The old saw about learning "everything you always wanted to know about sex but were afraid to ask" applies perfectly to Professor Selden's book if you are willing to substitute "teaching portfolios" for "sex". He has created a well-organized how-to-do-it manual that provides guidance to academics in a straightforward manner.
The teaching portfolio, according to Selden, is an evaluation and diagnostic technique possessing over twenty years of application. It is used to demonstrate teaching activities and effectiveness for promotion and tenure decisions or simply for self-improvement. Selden suggests that teaching portfolios have assumed greater relevance as an evaluative technique because teaching is being taken more seriously today. The result of this increased emphasis, as Selden appropriately observes, is that teachers are being held accountable for their performance as never before.
Each teaching portfolio is unique because the material selected for inclusion is produced by the individual, or by others about the individual, or is the product of student learning within a course taught by the individual. The process is not particularly burdensome; Selden estimates that a portfolio should require only 12 to 15 hours to develop. Indeed, it only takes him two pages to describe the "seven steps to create a portfolio". The apparent ease of completing those steps should give heart to the academic contemplating a process which, at first glance, might well be viewed with a jaundiced eye.
Selden strongly recommends the involvement of a mentor in the portfolio compilation process as a means of enhancing its objectivity. This cautionary suggestion has merit, as the tendency to polish one's own apple to the detriment of its eating is pretty much universal. However, Selden stresses the critical point which both parties must understand -- the mentor is to serve as a guide and not a director.
As to the portfolio's actual effectiveness, in terms of both improved teaching performance and greater prospects of promotion or tenure, Selden provides an enthusiastic "yes." He quotes commendations from various professors to bolster his belief. That there are benefits to be derived from evaluating one's own teaching is unquestionable.

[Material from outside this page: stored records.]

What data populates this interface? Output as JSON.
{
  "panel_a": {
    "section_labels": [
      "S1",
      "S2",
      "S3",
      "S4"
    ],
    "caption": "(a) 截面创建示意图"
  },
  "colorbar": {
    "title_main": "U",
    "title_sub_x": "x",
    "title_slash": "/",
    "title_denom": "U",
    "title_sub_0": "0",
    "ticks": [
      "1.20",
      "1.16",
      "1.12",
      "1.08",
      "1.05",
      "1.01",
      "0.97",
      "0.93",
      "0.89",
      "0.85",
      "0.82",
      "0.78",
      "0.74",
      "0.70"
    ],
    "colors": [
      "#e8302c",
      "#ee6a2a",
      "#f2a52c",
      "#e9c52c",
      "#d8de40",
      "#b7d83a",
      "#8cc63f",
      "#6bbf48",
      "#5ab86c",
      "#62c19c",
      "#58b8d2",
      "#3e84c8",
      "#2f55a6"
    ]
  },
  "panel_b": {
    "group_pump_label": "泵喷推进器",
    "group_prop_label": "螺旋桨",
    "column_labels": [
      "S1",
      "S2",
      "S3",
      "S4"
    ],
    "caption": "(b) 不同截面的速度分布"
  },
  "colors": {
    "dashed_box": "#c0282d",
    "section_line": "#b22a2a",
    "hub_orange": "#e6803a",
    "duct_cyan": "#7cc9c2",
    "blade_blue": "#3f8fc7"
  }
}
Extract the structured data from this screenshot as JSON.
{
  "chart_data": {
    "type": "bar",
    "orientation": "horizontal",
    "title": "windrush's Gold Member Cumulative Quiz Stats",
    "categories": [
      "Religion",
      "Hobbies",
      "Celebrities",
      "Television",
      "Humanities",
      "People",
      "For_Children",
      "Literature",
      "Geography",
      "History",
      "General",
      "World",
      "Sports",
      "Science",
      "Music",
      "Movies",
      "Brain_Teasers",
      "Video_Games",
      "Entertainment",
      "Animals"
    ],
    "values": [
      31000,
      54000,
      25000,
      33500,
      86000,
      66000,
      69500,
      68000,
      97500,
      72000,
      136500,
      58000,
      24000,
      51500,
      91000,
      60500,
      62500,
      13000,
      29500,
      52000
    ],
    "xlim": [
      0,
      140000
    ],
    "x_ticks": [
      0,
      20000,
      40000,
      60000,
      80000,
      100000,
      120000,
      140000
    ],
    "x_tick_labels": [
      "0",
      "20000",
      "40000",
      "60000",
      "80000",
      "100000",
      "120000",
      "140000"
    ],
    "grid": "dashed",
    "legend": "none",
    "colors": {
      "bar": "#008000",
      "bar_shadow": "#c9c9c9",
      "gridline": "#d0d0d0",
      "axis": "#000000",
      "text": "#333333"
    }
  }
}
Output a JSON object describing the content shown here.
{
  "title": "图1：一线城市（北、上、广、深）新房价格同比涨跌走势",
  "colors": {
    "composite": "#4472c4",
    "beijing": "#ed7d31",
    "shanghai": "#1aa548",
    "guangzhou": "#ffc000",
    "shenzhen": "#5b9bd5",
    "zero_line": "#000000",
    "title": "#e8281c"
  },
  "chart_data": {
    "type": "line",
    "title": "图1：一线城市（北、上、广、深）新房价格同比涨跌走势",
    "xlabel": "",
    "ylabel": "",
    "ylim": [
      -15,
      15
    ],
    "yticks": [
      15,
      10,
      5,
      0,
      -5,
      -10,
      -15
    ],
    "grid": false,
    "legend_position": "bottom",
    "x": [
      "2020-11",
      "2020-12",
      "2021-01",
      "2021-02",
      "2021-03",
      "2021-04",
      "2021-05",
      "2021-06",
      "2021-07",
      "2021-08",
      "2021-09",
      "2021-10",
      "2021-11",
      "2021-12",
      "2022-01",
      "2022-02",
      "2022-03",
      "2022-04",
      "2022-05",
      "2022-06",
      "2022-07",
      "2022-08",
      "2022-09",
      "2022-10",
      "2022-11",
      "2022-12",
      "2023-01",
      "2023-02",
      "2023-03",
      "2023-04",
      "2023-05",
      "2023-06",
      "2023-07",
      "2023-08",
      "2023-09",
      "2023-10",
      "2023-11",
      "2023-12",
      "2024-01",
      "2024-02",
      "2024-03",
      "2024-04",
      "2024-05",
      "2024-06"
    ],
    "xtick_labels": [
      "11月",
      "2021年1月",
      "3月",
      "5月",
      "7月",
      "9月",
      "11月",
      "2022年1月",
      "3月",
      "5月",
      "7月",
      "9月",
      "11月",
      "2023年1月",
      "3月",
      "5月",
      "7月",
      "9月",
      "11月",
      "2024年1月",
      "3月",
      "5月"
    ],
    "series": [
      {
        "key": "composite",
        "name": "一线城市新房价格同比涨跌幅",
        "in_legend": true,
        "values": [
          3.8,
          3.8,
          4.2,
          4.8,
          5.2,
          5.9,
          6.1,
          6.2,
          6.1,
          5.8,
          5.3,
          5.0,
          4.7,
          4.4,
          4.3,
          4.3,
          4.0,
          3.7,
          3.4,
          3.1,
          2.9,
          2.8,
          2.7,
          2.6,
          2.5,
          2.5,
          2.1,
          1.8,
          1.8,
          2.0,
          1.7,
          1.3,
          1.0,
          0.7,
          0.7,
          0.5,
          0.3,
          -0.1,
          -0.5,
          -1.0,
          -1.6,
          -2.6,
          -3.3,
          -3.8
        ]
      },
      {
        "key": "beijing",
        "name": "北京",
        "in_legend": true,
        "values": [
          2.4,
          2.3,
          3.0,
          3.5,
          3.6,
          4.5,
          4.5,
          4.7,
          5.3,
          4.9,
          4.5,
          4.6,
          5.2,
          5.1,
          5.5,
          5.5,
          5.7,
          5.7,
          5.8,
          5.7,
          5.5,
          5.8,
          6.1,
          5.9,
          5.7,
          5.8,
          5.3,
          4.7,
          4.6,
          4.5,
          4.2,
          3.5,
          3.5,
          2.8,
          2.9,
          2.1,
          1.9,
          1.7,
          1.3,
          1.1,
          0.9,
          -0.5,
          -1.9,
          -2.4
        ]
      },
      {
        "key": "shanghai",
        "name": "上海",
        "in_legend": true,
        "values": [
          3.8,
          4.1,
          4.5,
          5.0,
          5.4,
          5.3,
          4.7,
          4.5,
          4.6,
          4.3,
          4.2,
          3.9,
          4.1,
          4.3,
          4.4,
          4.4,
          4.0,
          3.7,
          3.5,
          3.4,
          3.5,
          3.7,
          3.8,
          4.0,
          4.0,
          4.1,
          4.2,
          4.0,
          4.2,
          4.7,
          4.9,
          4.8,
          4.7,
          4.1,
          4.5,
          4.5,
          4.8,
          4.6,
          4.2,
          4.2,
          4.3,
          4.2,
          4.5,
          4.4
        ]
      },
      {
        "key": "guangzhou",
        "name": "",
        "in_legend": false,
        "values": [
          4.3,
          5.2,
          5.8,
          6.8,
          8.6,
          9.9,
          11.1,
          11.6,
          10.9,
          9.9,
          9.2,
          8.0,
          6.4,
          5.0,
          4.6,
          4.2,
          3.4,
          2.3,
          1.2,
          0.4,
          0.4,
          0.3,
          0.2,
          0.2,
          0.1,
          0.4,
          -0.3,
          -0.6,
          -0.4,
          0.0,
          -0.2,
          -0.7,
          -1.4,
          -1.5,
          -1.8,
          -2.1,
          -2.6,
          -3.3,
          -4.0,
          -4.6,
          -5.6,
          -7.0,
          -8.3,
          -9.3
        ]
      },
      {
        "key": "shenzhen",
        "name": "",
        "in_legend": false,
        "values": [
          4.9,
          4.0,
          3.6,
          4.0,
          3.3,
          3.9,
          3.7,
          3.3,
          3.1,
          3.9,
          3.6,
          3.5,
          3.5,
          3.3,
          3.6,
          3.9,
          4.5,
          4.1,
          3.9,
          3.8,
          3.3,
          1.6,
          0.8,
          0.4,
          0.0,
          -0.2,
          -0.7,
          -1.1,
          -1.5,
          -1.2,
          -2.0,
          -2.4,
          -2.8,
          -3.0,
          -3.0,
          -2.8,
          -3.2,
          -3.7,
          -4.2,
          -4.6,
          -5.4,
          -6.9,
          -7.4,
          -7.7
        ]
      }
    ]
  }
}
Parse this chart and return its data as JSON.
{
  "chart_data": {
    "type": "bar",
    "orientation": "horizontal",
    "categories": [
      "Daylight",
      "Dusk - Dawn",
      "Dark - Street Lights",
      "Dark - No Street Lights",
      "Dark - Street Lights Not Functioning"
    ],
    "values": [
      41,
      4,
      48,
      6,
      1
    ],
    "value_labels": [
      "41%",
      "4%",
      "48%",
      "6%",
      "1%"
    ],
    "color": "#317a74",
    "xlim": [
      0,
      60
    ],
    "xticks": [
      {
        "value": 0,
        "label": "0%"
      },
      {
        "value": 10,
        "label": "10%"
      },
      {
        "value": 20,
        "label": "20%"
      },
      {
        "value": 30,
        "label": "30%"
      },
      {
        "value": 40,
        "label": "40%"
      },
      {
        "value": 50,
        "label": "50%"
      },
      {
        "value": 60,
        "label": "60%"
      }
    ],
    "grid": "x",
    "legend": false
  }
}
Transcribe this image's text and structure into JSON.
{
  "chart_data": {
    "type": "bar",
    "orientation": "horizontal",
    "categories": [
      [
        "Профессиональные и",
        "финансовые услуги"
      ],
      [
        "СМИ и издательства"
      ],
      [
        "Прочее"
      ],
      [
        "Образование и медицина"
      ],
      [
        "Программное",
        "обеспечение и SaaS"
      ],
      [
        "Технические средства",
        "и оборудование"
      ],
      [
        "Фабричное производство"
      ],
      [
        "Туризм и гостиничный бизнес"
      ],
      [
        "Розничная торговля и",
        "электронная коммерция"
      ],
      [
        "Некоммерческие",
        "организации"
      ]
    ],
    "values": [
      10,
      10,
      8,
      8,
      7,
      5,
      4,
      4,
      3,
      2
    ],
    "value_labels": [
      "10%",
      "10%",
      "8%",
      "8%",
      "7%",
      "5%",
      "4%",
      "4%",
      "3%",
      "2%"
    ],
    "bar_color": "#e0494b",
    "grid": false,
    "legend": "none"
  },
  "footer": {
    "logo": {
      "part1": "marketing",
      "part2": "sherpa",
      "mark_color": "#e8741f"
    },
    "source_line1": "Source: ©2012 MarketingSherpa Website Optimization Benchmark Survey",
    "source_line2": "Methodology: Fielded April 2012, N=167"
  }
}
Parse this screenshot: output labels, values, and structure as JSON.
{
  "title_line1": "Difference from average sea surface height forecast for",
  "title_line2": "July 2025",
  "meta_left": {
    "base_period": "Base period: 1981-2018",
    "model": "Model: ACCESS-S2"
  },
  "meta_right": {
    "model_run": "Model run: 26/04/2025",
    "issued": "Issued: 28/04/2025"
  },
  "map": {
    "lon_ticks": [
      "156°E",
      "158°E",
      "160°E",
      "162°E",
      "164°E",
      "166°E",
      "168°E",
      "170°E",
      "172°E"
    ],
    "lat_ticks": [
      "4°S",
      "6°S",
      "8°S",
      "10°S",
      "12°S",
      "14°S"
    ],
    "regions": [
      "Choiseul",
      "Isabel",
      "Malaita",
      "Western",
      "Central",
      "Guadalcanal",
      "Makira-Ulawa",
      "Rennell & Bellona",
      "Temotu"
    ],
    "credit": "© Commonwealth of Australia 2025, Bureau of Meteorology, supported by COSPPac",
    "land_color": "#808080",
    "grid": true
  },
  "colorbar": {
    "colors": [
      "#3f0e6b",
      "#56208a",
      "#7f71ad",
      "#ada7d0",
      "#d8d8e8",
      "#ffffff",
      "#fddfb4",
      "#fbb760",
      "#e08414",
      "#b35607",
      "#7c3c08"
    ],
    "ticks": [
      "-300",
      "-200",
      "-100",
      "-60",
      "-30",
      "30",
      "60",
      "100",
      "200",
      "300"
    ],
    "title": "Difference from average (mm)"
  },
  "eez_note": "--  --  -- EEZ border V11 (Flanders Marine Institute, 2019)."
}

But when it comes to promotion or tenure determinations, perhaps a word of caution might be prudent. Will a teaching portfolio really be that effective? Only if the criteria that define the context within which that determination is made are properly oriented. Currently prevailing criteria, which focus primarily on the quantity of published work and seemingly endless lists of other academic accomplishments, may have little relevance to a teaching portfolio.
But aside from that quibble, there is not much to fault in this book. Selden provides 23 sample teaching portfolios, spread over 194 pages and representing numerous scholarly disciplines, as guides. These examples offer excellent insights into the content and style of a portfolio--fortunately, if one style does not suit the reader there are others from which inspiration can be drawn. Several articles on specific aspects of portfolio preparation and use are included, along with a reasonably detailed index. Also, the book definitely benefits from Selden's uncomplicated, jargon-free writing.